When the federal law was enacted in 1994, many community bankers feared out-of-state banks would come in, win away customers, and drive down their businesses’ values. However, smaller banks, particularly those in communities near state borders, are being hamstrung by conditions the states imposed.

Randy D. Dennis, president of DD&F Consulting Group in Little Rock, Ark., said interest in repealing these conditions has grown in the last six to nine months as more banks want to sell or buy branches in other states. “You’re seeing a lot of banks shutting down branches, so you’re having interest across state lines,” he said. “What’s happening is, bankers are just beginning to realize that they can’t do it.”

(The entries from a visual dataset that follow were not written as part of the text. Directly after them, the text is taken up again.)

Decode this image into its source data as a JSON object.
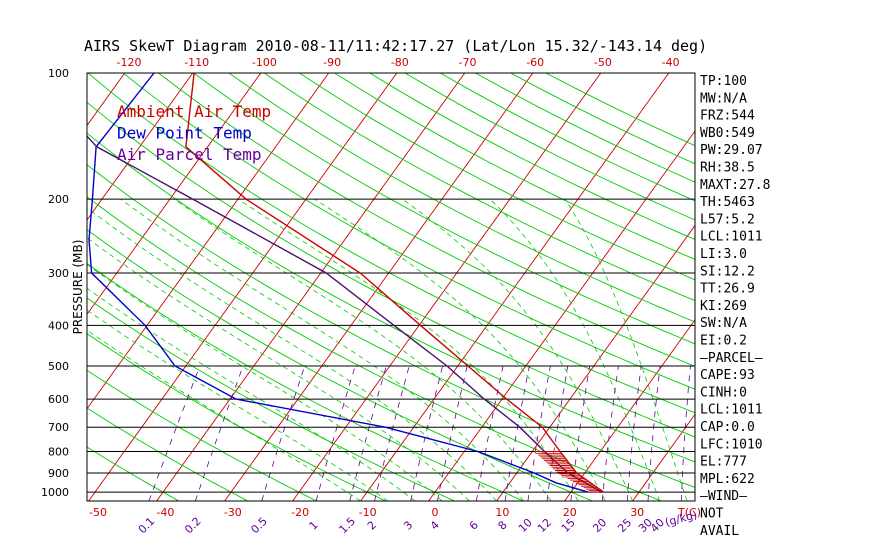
{
  "title": "AIRS SkewT Diagram 2010-08-11/11:42:17.27 (Lat/Lon 15.32/-143.14 deg)",
  "colors": {
    "temp": "#cc0000",
    "dewpoint": "#0000cc",
    "parcel": "#4b0f6e",
    "isotherm": "#cc0000",
    "dry_adiabat": "#00cc00",
    "moist_adiabat": "#00cc00",
    "mixing_ratio": "#660099",
    "isobar": "#000000"
  },
  "legend": [
    {
      "label": "Ambient Air Temp",
      "color": "#cc0000"
    },
    {
      "label": "Dew Point Temp",
      "color": "#0000cc"
    },
    {
      "label": "Air Parcel Temp",
      "color": "#660099"
    }
  ],
  "chart_data": {
    "type": "line",
    "ylabel": "PRESSURE (MB)",
    "y_scale": "log",
    "pressure_ticks": [
      100,
      200,
      300,
      400,
      500,
      600,
      700,
      800,
      900,
      1000
    ],
    "top_temp_ticks": [
      -120,
      -110,
      -100,
      -90,
      -80,
      -70,
      -60,
      -50,
      -40
    ],
    "bottom_temp_ticks": [
      -50,
      -40,
      -30,
      -20,
      -10,
      0,
      10,
      20,
      30
    ],
    "bottom_axis_unit": "T(C)",
    "mixing_ratio_ticks": [
      "0.1",
      "0.2",
      "0.5",
      "1",
      "1.5",
      "2",
      "3",
      "4",
      "6",
      "8",
      "10",
      "12",
      "15",
      "20",
      "25",
      "30",
      "40"
    ],
    "mixing_ratio_unit": "(g/kg)",
    "series": [
      {
        "name": "Ambient Air Temp",
        "points": [
          [
            100,
            -79.8
          ],
          [
            150,
            -73.2
          ],
          [
            200,
            -58.8
          ],
          [
            300,
            -34.2
          ],
          [
            400,
            -19.8
          ],
          [
            500,
            -8.5
          ],
          [
            600,
            0.7
          ],
          [
            700,
            8.9
          ],
          [
            800,
            14.1
          ],
          [
            900,
            18.8
          ],
          [
            1000,
            24.8
          ]
        ]
      },
      {
        "name": "Dew Point Temp",
        "points": [
          [
            100,
            -85.7
          ],
          [
            150,
            -86.4
          ],
          [
            200,
            -81.4
          ],
          [
            250,
            -77.6
          ],
          [
            300,
            -73.7
          ],
          [
            400,
            -60.3
          ],
          [
            500,
            -51.6
          ],
          [
            600,
            -39.1
          ],
          [
            700,
            -14.2
          ],
          [
            800,
            2.0
          ],
          [
            900,
            12.5
          ],
          [
            950,
            16.8
          ],
          [
            1000,
            22.5
          ]
        ]
      },
      {
        "name": "Air Parcel Temp",
        "points": [
          [
            100,
            -104.2
          ],
          [
            150,
            -86.3
          ],
          [
            200,
            -66.6
          ],
          [
            300,
            -39.2
          ],
          [
            400,
            -23.7
          ],
          [
            500,
            -11.6
          ],
          [
            600,
            -2.6
          ],
          [
            700,
            5.6
          ],
          [
            800,
            11.8
          ],
          [
            900,
            17.5
          ],
          [
            1000,
            24.5
          ]
        ]
      }
    ]
  },
  "stats": [
    "TP:100",
    "MW:N/A",
    "FRZ:544",
    "WB0:549",
    "PW:29.07",
    "RH:38.5",
    "MAXT:27.8",
    "TH:5463",
    "L57:5.2",
    "LCL:1011",
    "LI:3.0",
    "SI:12.2",
    "TT:26.9",
    "KI:269",
    "SW:N/A",
    "EI:0.2",
    "—PARCEL—",
    "CAPE:93",
    "CINH:0",
    "LCL:1011",
    "CAP:0.0",
    "LFC:1010",
    "EL:777",
    "MPL:622",
    "—WIND—",
    "NOT",
    "AVAIL"
  ]
}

PhilipK. Smith, managing director of the Memphis law firm of Gerrish & McCreary, said that as “barriers break down, the changes in the law help the community banks.” States will continue to ease their restrictions until banks are allowed to buy or start banks in any state without restriction, he predicted. “The next step will be bordering states with no reciprocity, and at some point national” interstate banking “with no reciprocity.”

The issue of reciprocity prevented David Holland, president of Citizens Bank in Hickman, Ky., from branching into Tennessee. Because Kentucky still requires entrants to buy an existing bank, Tennessee would not let Citizens cross the border to expand its operations.

Mr. Holland said his only alternative was to establish a bank in Tennessee with capital raised from investors in that state and to operate it for five years before incorporating it as a branch — an expensive, time-consuming process.

So until Kentucky changes its law, Mr. Holland said, branching into the state is not feasible. “If they won’t, it’s just a dead issue as far as we’re concerned,” he said.

After several years of debate, the Hawaii Legislature passed a law, which took effect Jan. 1, that lets banks enter the state by opening a new bank or branch even if the bank’s home state does not allow de novo entry.

“Our position was, we believe it should be open,” said Lynne Himeda, deputy commissioner of the Hawaii Division of Financial Institutions.

In New Hampshire, pending legislation would remove the five-year restriction and let entrants start new banks. However, if an existing New Hampshire bank is bought, the legislation would require conditions in the acquirer’s home state to be “no more restrictive” than New Hampshire’s laws.

Tennessee’s bill mirrors New Hampshire’s, and the Utah legislation would allow de novo branching as long as the bank’s home state offers reciprocal treatment.

States are not alone in reconsidering their responses to the 1994 federal law. The House Financial Services Committee’s agenda includes a plan to review Riegle-Neal to see “whether the widespread use of the Internet and the evolution of the financial services industry since enactment of this law have made its provisions obsolete.”

Committee spokeswoman Peggy Peterson said she could not elaborate.